On 8 March, a statement by the Euromaidan initiative made clear that much more than humanitarian aid is needed: to stop the increase of the number of people needing humanitarian assistance in the first place, more support must be given to Ukraine so it can fight off the aggression. Their statement demanded tougher military, economic and financial measures, including closing the skies over Ukraine to prevent bombings; providing, helping to purchase or raising funds for the purchase of fighter jets, missiles, air defence and anti-tank systems; disconnecting all Russian and Belarusian banks from SWIFT, starting with the biggest, Sberbank; blacklisting of Russia and Belarus by the Financial Action Task Force; freezing all correspondent accounts in hard currency of Russian and Belarusian banks in the EU, Japan, Switzerland, the UK and the USA and freezing all bank accounts in hard currency of large Russian and Belarusian companies; closing all EU ports to Russian ships and banning ships flying EU flags from entering Russia’s seaports; and imposing an embargo on key Russian exports, namely oil, gas, metals and minerals.
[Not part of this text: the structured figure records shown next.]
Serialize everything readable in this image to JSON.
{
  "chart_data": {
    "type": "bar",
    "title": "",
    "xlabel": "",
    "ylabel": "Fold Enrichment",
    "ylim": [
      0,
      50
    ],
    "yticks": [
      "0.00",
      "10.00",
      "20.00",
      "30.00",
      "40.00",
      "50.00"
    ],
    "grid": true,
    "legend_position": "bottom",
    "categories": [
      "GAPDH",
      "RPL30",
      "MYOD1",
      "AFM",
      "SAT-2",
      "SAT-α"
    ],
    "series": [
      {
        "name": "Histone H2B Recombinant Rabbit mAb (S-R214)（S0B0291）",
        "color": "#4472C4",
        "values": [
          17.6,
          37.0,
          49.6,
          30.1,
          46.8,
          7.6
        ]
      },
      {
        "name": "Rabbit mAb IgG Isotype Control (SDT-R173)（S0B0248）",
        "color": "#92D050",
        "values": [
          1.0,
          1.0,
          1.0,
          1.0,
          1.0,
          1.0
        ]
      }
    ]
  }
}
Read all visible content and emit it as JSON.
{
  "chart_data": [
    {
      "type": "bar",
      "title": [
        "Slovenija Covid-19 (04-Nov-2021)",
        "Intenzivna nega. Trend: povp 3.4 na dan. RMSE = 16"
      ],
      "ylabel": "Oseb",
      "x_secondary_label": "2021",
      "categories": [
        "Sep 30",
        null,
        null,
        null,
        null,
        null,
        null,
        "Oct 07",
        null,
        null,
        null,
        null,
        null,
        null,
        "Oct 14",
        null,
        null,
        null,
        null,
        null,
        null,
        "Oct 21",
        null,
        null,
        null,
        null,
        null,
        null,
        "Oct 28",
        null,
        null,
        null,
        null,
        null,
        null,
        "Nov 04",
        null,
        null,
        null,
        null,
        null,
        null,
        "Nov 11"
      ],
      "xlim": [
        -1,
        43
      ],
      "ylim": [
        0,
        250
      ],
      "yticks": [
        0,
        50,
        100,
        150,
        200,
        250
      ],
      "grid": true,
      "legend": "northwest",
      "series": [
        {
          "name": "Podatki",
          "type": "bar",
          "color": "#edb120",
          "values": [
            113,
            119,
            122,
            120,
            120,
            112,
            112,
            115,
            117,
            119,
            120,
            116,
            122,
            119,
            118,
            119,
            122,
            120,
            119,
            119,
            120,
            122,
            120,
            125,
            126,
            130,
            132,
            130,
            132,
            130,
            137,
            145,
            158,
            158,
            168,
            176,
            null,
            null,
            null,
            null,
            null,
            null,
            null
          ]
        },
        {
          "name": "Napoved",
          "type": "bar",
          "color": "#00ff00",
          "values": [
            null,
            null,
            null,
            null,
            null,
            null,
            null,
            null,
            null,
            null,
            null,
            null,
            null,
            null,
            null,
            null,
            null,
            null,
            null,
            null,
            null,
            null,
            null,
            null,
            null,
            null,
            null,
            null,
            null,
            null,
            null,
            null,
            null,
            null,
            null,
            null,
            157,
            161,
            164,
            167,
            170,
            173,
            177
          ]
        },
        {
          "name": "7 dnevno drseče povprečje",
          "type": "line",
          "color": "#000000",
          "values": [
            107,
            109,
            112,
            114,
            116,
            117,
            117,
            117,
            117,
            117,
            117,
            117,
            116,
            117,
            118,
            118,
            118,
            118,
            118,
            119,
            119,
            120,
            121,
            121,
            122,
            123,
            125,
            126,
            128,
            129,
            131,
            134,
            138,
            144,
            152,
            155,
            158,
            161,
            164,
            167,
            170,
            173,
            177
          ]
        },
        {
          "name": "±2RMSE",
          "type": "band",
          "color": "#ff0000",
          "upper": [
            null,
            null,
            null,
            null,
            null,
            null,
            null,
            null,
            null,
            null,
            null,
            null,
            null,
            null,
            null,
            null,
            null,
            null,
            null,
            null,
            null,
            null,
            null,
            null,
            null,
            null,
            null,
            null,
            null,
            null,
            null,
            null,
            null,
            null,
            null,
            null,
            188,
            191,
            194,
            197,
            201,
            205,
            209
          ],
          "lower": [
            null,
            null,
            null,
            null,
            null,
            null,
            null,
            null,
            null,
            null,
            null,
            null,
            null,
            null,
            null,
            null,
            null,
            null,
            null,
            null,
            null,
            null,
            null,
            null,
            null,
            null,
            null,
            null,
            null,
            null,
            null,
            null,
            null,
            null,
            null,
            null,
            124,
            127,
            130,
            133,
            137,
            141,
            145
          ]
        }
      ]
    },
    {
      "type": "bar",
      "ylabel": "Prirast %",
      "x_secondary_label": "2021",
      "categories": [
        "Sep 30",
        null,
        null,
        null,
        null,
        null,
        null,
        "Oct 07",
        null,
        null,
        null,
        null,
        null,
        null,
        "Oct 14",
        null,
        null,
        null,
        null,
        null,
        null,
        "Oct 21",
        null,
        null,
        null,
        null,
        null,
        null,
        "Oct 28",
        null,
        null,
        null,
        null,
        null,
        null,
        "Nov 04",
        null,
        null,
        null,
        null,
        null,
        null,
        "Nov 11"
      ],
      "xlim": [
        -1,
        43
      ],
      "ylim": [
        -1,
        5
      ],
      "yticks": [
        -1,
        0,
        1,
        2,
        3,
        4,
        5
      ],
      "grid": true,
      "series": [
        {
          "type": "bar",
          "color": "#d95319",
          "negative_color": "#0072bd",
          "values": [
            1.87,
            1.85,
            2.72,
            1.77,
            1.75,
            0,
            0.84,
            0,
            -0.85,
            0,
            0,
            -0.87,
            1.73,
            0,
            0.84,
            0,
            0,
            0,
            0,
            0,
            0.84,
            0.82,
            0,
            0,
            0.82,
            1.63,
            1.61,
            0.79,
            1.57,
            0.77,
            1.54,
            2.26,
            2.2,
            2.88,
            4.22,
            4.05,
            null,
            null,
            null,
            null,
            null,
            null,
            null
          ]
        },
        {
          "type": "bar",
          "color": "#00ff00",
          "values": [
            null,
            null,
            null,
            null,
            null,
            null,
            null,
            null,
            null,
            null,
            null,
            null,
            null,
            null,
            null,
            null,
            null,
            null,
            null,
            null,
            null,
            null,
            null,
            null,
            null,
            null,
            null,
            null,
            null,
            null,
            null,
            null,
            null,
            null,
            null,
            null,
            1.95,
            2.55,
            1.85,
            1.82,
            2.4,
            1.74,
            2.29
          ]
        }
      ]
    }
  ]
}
The latter echoed a key demand expressed by Ukraine’s Foreign Minister, who denounced the hypocrisy of western countries that continue buying Russian gas and oil, therefore ‘supporting Ukraine with one hand, while supporting Russia’s war machine with another’. Ukrainian president Volodymyr Zelenskyy followed up on this declaration by sharing on Instagram a chilling video produced by Ukrainian energy companies as part of the Stop bloody energy campaign, calling for the west to stop buying Russia’s fuel.
Time for action to back solidarity
At the current crossroads, Ukrainian civil society fears that international solidarity is not being backed by strong enough action from the international community. International organisations that had a presence in Ukraine for years pulled out when the invasion happened. Foreign governments that could exert pressure continue to put their economic interests before the freedom of Ukrainians.
One thing Ukrainian civil society has not stopped asking for is consistency: it wants the international community to live up to the values it proclaims. It calls for bold action without loopholes and implementation that follows up warm words.
Ukrainians are stepping out of the role of victims and into that of defenders of their country. They don’t want to just document atrocities: they want to stop them happening. And the only way to do so is to drive out the invading army, for which they need much more support than humanitarian assistance alone. It’s essential to hear the voices of Ukrainian civil society – and be on their side, mobilising practical solidarity to bolster their efforts and enhance their fighting chance.
OUR CALLS FOR ACTION
To increase economic pressure on Russia, EU states should end their use of Russian oil and gas as soon as possible.
The international community should collaborate with Ukrainian civil society, including to support the collection and analysis of evidence of war crimes and crimes against humanity with a view to prosecution.
Civil society around the world should promote solidarity with Ukrainian civil society, including by providing funding and advocacy, logistics and communications support.